Canadian pharmacy chain to cover employees’ medical cannabis

The biggest pharmacy chain in Canada will begin covering medical cannabis for certain conditions under its employee health insurance plan.

Loblaw Companies Limited and its Shoppers Drug Mart unit made the announcement through a staff memo, The Toronto Star reported.

The move coincides with Shoppers’ application last October to become a licensed MMJ producer in order to sell MMJ through its 1,300 brick-and-mortar storefronts.

Shoppers, which is awaiting a decision on its application, does not plan to grow its own cannabis. The producer application “is an administrative requirement to be able to distribute the drug,” The Globe and Mail reported last October.

Under current Canadian laws, patients cannot buy medical cannabis from retailers. Rather, they must buy it from a federally licensed grower that can only mail products to patients. But industry observers are expecting changes in the Canadian cannabis market once the nation legalizes recreational use, possibly by July 2018.

If Shoppers does win a production license, the employees would be able to buy MMJ cannabis from their employer.

Under the Loblaw and Shoppers’ health plan – which is provided through Manulife – employees would have their MMJ purchases covered for up to 1,500 Canadian dollars ($1,129.50), according to The Star.

Claims will be considered only “for prescriptions to treat spasticity and neuropathic pain associated with multiple sclerosis and nausea and vomiting in chemotherapy for cancer patients,” Basil Rowe, senior vice president of human resources at Loblaw, wrote in the memo, according to The Star.

About 45,000 Loblaw employees will be eligible to purchase MMJ, including 22,000 who work in Shoppers stores, The Star reported.

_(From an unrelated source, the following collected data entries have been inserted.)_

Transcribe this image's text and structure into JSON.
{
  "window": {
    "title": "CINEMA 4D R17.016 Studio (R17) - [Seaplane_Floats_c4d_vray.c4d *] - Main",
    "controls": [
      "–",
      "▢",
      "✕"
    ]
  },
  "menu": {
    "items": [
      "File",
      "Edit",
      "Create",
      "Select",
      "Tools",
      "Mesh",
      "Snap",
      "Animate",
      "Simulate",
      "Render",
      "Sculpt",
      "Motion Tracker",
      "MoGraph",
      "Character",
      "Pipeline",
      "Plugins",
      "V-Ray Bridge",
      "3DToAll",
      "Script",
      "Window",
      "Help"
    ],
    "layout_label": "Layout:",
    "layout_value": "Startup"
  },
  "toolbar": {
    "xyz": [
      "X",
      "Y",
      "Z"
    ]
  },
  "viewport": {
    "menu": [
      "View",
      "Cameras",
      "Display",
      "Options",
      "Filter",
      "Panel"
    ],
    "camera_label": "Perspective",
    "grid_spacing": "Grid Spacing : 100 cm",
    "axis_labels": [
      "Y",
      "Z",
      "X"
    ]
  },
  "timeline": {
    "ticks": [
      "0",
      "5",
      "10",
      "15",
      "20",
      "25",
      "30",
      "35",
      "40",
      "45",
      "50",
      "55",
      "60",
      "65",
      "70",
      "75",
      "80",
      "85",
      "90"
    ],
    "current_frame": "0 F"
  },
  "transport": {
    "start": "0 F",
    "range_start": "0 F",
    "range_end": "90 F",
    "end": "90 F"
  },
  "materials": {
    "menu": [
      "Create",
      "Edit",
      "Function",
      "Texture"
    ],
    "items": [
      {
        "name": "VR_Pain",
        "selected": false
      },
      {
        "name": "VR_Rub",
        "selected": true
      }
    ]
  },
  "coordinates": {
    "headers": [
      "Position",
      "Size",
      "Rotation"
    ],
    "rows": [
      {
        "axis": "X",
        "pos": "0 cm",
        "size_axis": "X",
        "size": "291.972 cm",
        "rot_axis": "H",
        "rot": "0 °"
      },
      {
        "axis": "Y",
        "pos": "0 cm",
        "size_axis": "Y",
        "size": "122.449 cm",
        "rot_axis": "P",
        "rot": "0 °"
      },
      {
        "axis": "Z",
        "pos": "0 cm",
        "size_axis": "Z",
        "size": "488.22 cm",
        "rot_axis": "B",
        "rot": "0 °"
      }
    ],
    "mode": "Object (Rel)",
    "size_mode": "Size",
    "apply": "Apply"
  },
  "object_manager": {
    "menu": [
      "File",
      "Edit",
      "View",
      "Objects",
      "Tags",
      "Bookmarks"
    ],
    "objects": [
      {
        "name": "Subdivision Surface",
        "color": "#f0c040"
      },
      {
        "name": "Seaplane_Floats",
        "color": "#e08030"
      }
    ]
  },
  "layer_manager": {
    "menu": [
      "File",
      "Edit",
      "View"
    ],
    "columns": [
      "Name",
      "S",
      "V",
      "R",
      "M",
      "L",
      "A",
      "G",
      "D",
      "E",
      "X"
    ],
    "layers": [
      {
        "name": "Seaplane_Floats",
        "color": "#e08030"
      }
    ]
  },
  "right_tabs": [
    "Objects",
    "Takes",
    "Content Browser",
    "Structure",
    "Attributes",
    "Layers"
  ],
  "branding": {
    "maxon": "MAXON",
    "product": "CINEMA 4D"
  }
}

One comment on “Canadian pharmacy chain to cover employees’ medical cannabis
  1. A.Rasheed Shah on

    Hats off to Loblaw/Shoppers. That’s what I call standing up for your employees. Employees are #1 in business and the customers are #2, says T. Scott Gross in his book: “Positively Outrageous Service”. He posits that if a company takes care of #1 then #1 will take care of #2.